第54話:西側戦線 その三
――『海軍司令部は、すでに次の上陸作戦まで見据えて動いている』
「少尉。では、海軍司令部は、次に何をすると思いますか」
中尉の問いが、頭の中で反復していた。
普通の軍人なら、海軍の上陸作戦計画を「血気に逸った、やりすぎの暴挙」と断ずるだろう。ただでさえ西側海域が燻っているというのに、これ以上戦地を増やしてどうするのか、と。
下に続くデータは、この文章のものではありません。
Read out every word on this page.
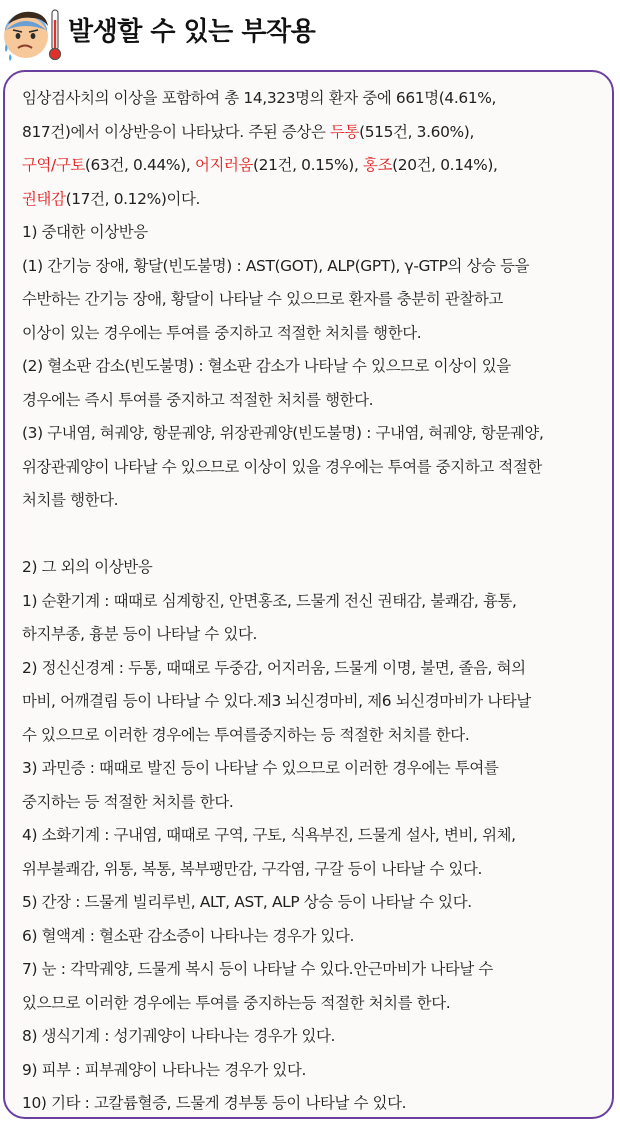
발생할 수 있는 부작용
임상검사치의 이상을 포함하여 총 14,323명의 환자 중에 661명(4.61%,
817건)에서 이상반응이 나타났다. 주된 증상은 두통(515건, 3.60%),
구역/구토(63건, 0.44%), 어지러움(21건, 0.15%), 홍조(20건, 0.14%),
권태감(17건, 0.12%)이다.
1) 중대한 이상반응
(1) 간기능 장애, 황달(빈도불명) : AST(GOT), ALP(GPT), γ-GTP의 상승 등을
수반하는 간기능 장애, 황달이 나타날 수 있으므로 환자를 충분히 관찰하고
이상이 있는 경우에는 투여를 중지하고 적절한 처치를 행한다.
(2) 혈소판 감소(빈도불명) : 혈소판 감소가 나타날 수 있으므로 이상이 있을
경우에는 즉시 투여를 중지하고 적절한 처치를 행한다.
(3) 구내염, 혀궤양, 항문궤양, 위장관궤양(빈도불명) : 구내염, 혀궤양, 항문궤양,
위장관궤양이 나타날 수 있으므로 이상이 있을 경우에는 투여를 중지하고 적절한
처치를 행한다.
2) 그 외의 이상반응
1) 순환기계 : 때때로 심계항진, 안면홍조, 드물게 전신 권태감, 불쾌감, 흉통,
하지부종, 흉분 등이 나타날 수 있다.
2) 정신신경계 : 두통, 때때로 두중감, 어지러움, 드물게 이명, 불면, 졸음, 혀의
마비, 어깨결림 등이 나타날 수 있다.제3 뇌신경마비, 제6 뇌신경마비가 나타날
수 있으므로 이러한 경우에는 투여를중지하는 등 적절한 처치를 한다.
3) 과민증 : 때때로 발진 등이 나타날 수 있으므로 이러한 경우에는 투여를
중지하는 등 적절한 처치를 한다.
4) 소화기계 : 구내염, 때때로 구역, 구토, 식욕부진, 드물게 설사, 변비, 위체,
위부불쾌감, 위통, 복통, 복부팽만감, 구각염, 구갈 등이 나타날 수 있다.
5) 간장 : 드물게 빌리루빈, ALT, AST, ALP 상승 등이 나타날 수 있다.
6) 혈액계 : 혈소판 감소증이 나타나는 경우가 있다.
7) 눈 : 각막궤양, 드물게 복시 등이 나타날 수 있다.안근마비가 나타날 수
있으므로 이러한 경우에는 투여를 중지하는등 적절한 처치를 한다.
8) 생식기계 : 성기궤양이 나타나는 경우가 있다.
9) 피부 : 피부궤양이 나타나는 경우가 있다.
10) 기타 : 고칼륨혈증, 드물게 경부통 등이 나타날 수 있다.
だが、壁の地図を見つめる俺の脳裏には、別の計算式が浮かんでいた。
――なるほど、一理ある。
異世界人たちがもたらした、将来に必ず起こるという「世界大戦」の予言。
そして『覇権国家計画』の最終目的。世界大戦抑止。
百年以上前から皇帝が異世界人と関わりを持ち、将来の世界大戦抑止という大義を掲げ、現在も軍主導で継続されている『覇権国家計画』。
帝国を侵略不可能な大国にし、食料と技術を輸出し、各国を複合的な相互依存にする。
国家が、戦争にかかる費用を物理的に支払えない世界を作り、そして戦争を抑止する。
国家単位で、百年先の物流と戦費を計算している。
……正直、まともな発想ではない。
だが、『覇権国家計画』は、その狂気を百年以上維持している。
「少尉。海軍司令部の目的は?」
俺は、地図を見つめたまま答えた。
「中尉。『覇権国家計画』です」
上陸作戦は一時的な大出血を伴う。戦力差を見れば勝利は確実だが、破壊した『豊浦王国』の西商港を建て直すための「復興費用」は莫大なものになるだろう。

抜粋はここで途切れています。